Lately, we’ve been revelling in the particular kind of abundance that stems from cooperation, generosity, and community. The “stuff” that you get out of this kind of abundance is extra special–you know who made it, and you know that it was made to be shared. It just feels good.
So, without further ado, I present to you two ways to enjoy this most special form of abundance while spending zero dollars and making new friends:

The Food Swap

We participated in our first formal food swap this weekend, and it knocked our socks off. Our local incarnation is called Valley Food Swap; it uses the Food Swap Network format. Basically, you bring a bunch of food items (canned, frozen, fresh produce, baked goods, you name it) to swap with everyone else who attends. It runs a bit like a silent auction–every item has its own sheet of paper where you can make a swap offer. At the end, you review your swap sheets, decide which offers look most appealing, and make your trades. Here’s a before-and-after of what we brought to the swap, and what we brought home:

Check that out! We brought five items: spiced carrot jam, cranberry-ginger chutney, low bush blueberry jam, kimchi, and frozen pie crusts. We brought back…all this loot! The pile includes homemade caramels, an aloe plant, applesauce, hot sauce, three pints of tomatillos (who still has fresh tomatillos this time of year? wizards?), fresh eggs, and frozen pumpkin puree. We also brought back some of the stuff we brought to swap, which is great, because I wanted some of those pie crusts for my own freezer! In fact, we’ve got a chicken pot pie in the oven right now…

Some of this loot will stock our own pantry, and some of it I got to give as presents to friends and family. In addition to bringing home all this amazing food, we got to see some old friends, meet one of our new city councilors, and chat with some amazing gardeners and home preservers.The Potluck

potluck pies

Recently, we were invited to a potluck that has been held every Monday night, without exception, for over 400 consecutive Mondays. If no one will be home on a particular Monday, the hosts go so far as to leave food on the stove and a note on the door, welcoming anyone who drops by to let themselves in and feast. We had a great time at the potluck, and felt so welcome even though we only knew one or two of the over a dozen people in attendance. There was a birthday cake for a toddler. We played music by the wood stove.

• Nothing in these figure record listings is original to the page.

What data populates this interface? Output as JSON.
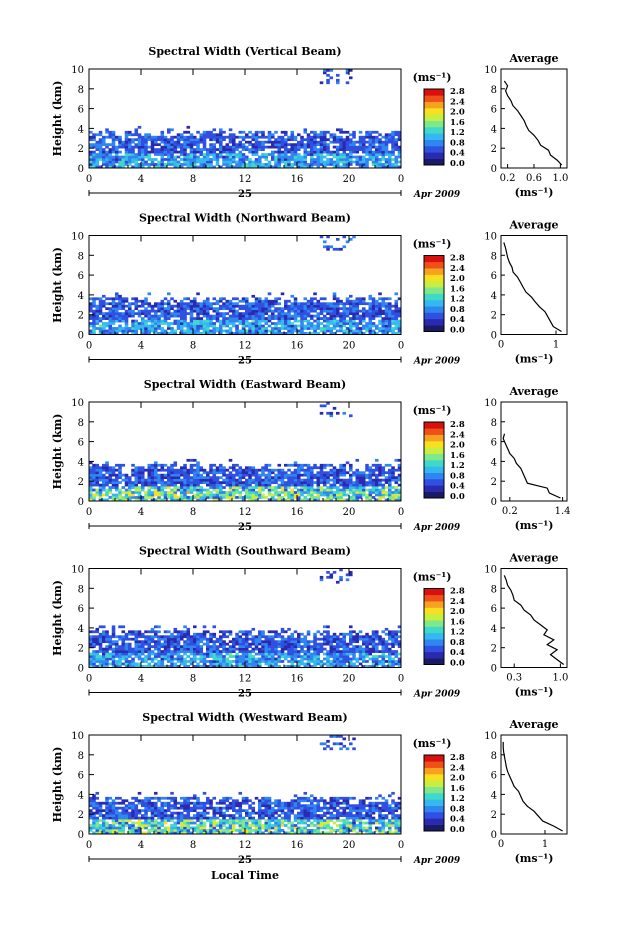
{
  "figure": {
    "panels_common": {
      "y_axis_label": "Height (km)",
      "colorbar_unit": "(ms⁻¹)",
      "colorbar_ticks": [
        "0.0",
        "0.4",
        "0.8",
        "1.2",
        "1.6",
        "2.0",
        "2.4",
        "2.8"
      ],
      "time_ticks": [
        "0",
        "4",
        "8",
        "12",
        "16",
        "20",
        "0"
      ],
      "height_ticks": [
        "0",
        "2",
        "4",
        "6",
        "8",
        "10"
      ],
      "day_label": "25",
      "month_year_label": "Apr 2009",
      "average_title": "Average",
      "average_unit": "(ms⁻¹)"
    },
    "x_axis_label": "Local Time",
    "colormap": [
      "#1a1a66",
      "#2a2ab0",
      "#2f50e0",
      "#2f86f0",
      "#33b8f0",
      "#40d8c8",
      "#7ee88a",
      "#c8ee40",
      "#f8e020",
      "#f8a020",
      "#f05018",
      "#d81010"
    ]
  },
  "chart_data": [
    {
      "type": "heatmap",
      "title": "Spectral Width (Vertical Beam)",
      "x_range_hours": [
        0,
        24
      ],
      "y_range_km": [
        0,
        10
      ],
      "color_range": [
        0.0,
        2.8
      ],
      "profile": {
        "title": "Average",
        "x_ticks": [
          "0.2",
          "0.6",
          "1.0"
        ],
        "x_range": [
          0.1,
          1.1
        ],
        "height_km": [
          0.3,
          0.8,
          1.3,
          1.8,
          2.3,
          2.8,
          3.3,
          3.8,
          4.3,
          4.8,
          5.3,
          5.8,
          6.3,
          6.8,
          7.3,
          7.8,
          8.3,
          8.8
        ],
        "values": [
          1.02,
          0.95,
          0.85,
          0.82,
          0.7,
          0.66,
          0.6,
          0.52,
          0.48,
          0.45,
          0.4,
          0.35,
          0.28,
          0.25,
          0.2,
          0.17,
          0.2,
          0.15
        ]
      }
    },
    {
      "type": "heatmap",
      "title": "Spectral Width (Northward Beam)",
      "x_range_hours": [
        0,
        24
      ],
      "y_range_km": [
        0,
        10
      ],
      "color_range": [
        0.0,
        2.8
      ],
      "profile": {
        "title": "Average",
        "x_ticks": [
          "0",
          "1"
        ],
        "x_range": [
          0,
          1.2
        ],
        "height_km": [
          0.3,
          0.8,
          1.3,
          1.8,
          2.3,
          2.8,
          3.3,
          3.8,
          4.3,
          4.8,
          5.3,
          5.8,
          6.3,
          6.8,
          7.3,
          7.8,
          8.3,
          8.8,
          9.3
        ],
        "values": [
          1.1,
          0.95,
          0.9,
          0.85,
          0.8,
          0.7,
          0.62,
          0.55,
          0.45,
          0.4,
          0.35,
          0.3,
          0.22,
          0.2,
          0.15,
          0.12,
          0.1,
          0.08,
          0.05
        ]
      }
    },
    {
      "type": "heatmap",
      "title": "Spectral Width (Eastward Beam)",
      "x_range_hours": [
        0,
        24
      ],
      "y_range_km": [
        0,
        10
      ],
      "color_range": [
        0.0,
        2.8
      ],
      "profile": {
        "title": "Average",
        "x_ticks": [
          "0.2",
          "1.4"
        ],
        "x_range": [
          0.0,
          1.5
        ],
        "height_km": [
          0.3,
          0.8,
          1.3,
          1.8,
          2.3,
          2.8,
          3.3,
          3.8,
          4.3,
          4.8,
          5.3,
          5.8,
          6.3,
          6.8
        ],
        "values": [
          1.35,
          1.1,
          1.05,
          0.6,
          0.55,
          0.5,
          0.45,
          0.35,
          0.3,
          0.2,
          0.15,
          0.1,
          0.05,
          0.08
        ]
      }
    },
    {
      "type": "heatmap",
      "title": "Spectral Width (Southward Beam)",
      "x_range_hours": [
        0,
        24
      ],
      "y_range_km": [
        0,
        10
      ],
      "color_range": [
        0.0,
        2.8
      ],
      "profile": {
        "title": "Average",
        "x_ticks": [
          "0.3",
          "1.0"
        ],
        "x_range": [
          0.1,
          1.1
        ],
        "height_km": [
          0.3,
          0.8,
          1.3,
          1.8,
          2.3,
          2.8,
          3.3,
          3.8,
          4.3,
          4.8,
          5.3,
          5.8,
          6.3,
          6.8,
          7.3,
          7.8,
          8.3,
          8.8,
          9.3
        ],
        "values": [
          1.05,
          0.95,
          0.85,
          0.95,
          0.8,
          0.9,
          0.75,
          0.8,
          0.7,
          0.6,
          0.55,
          0.45,
          0.4,
          0.3,
          0.28,
          0.25,
          0.2,
          0.18,
          0.15
        ]
      }
    },
    {
      "type": "heatmap",
      "title": "Spectral Width (Westward Beam)",
      "x_range_hours": [
        0,
        24
      ],
      "y_range_km": [
        0,
        10
      ],
      "color_range": [
        0.0,
        2.8
      ],
      "profile": {
        "title": "Average",
        "x_ticks": [
          "0",
          "1"
        ],
        "x_range": [
          0,
          1.5
        ],
        "height_km": [
          0.3,
          0.8,
          1.3,
          1.8,
          2.3,
          2.8,
          3.3,
          3.8,
          4.3,
          4.8,
          5.3,
          5.8,
          6.3,
          6.8,
          7.3,
          7.8,
          8.3,
          8.8,
          9.3
        ],
        "values": [
          1.4,
          1.2,
          0.95,
          0.85,
          0.75,
          0.6,
          0.5,
          0.45,
          0.4,
          0.3,
          0.25,
          0.2,
          0.15,
          0.12,
          0.1,
          0.08,
          0.06,
          0.05,
          0.05
        ]
      }
    }
  ]
}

We discovered one is never more than one or two degrees of separation away from a common friend in this tight-knit community.

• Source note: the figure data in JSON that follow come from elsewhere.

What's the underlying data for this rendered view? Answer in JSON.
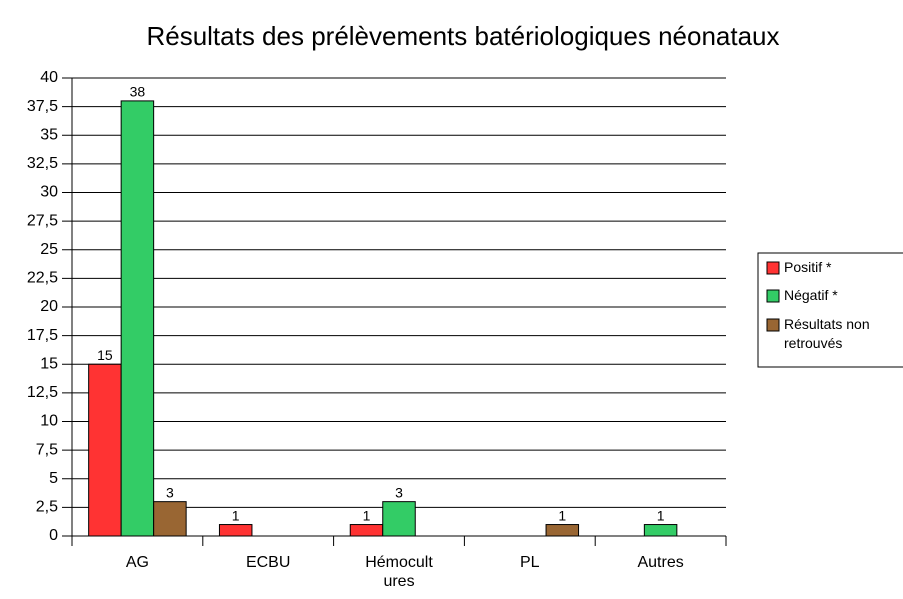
{
  "chart_data": {
    "type": "bar",
    "title": "Résultats des prélèvements batériologiques néonataux",
    "categories": [
      "AG",
      "ECBU",
      "Hémocultures",
      "PL",
      "Autres"
    ],
    "series": [
      {
        "name": "Positif *",
        "color": "#ff3333",
        "values": [
          15,
          1,
          1,
          null,
          null
        ]
      },
      {
        "name": "Négatif *",
        "color": "#33cc66",
        "values": [
          38,
          null,
          3,
          null,
          1
        ]
      },
      {
        "name": "Résultats non retrouvés",
        "color": "#996633",
        "values": [
          3,
          null,
          null,
          1,
          null
        ]
      }
    ],
    "ylim": [
      0,
      40
    ],
    "yticks": [
      0,
      {
        "value": 2.5,
        "label": "2,5"
      },
      5,
      {
        "value": 7.5,
        "label": "7,5"
      },
      10,
      {
        "value": 12.5,
        "label": "12,5"
      },
      15,
      {
        "value": 17.5,
        "label": "17,5"
      },
      20,
      {
        "value": 22.5,
        "label": "22,5"
      },
      25,
      {
        "value": 27.5,
        "label": "27,5"
      },
      30,
      {
        "value": 32.5,
        "label": "32,5"
      },
      35,
      {
        "value": 37.5,
        "label": "37,5"
      },
      40
    ],
    "grid": true,
    "legend": "right"
  }
}
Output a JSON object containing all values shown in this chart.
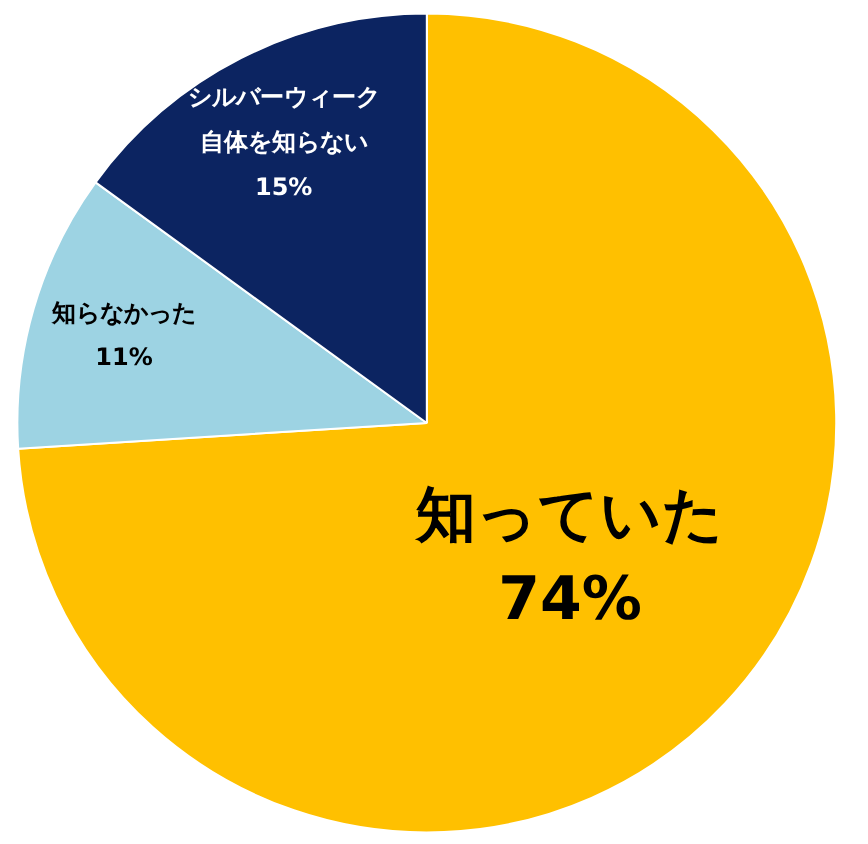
{
  "chart_data": {
    "type": "pie",
    "categories": [
      "知っていた",
      "知らなかった",
      "シルバーウィーク自体を知らない"
    ],
    "values": [
      74,
      11,
      15
    ],
    "value_labels": [
      "74%",
      "11%",
      "15%"
    ],
    "colors": [
      "#ffc000",
      "#9dd3e3",
      "#0c2461"
    ]
  }
}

Inspired by this potluck, we decided to try holding a similar weekly event at our home a few towns over. We live in a community that can feel a little isolated from the more happening towns nearby, which makes those of us who live here form a very unique sense of camaraderie. But, it can be kind of sleepy round here. We need more places and excuses to get together.

We have had a few weekly potlucks now, and it’s been a wonderful experience. And talk about abundance! Guests have brought oysters, fancy chocolate, amazing wine, and homemade tiramisu to share. When each person brings one lovely dish, you have a first class feast on your hands.

At last week’s potluck, some guests who are a generation older than us were reminiscing about the potlucks they used to have in their neighborhood when their children were small; a rotating affair several nights a week that took the burden of cooking a big meal off of the entire neighborhood, freeing them all up to do other things.

We all decided that it’s high time for a revival of potluck culture.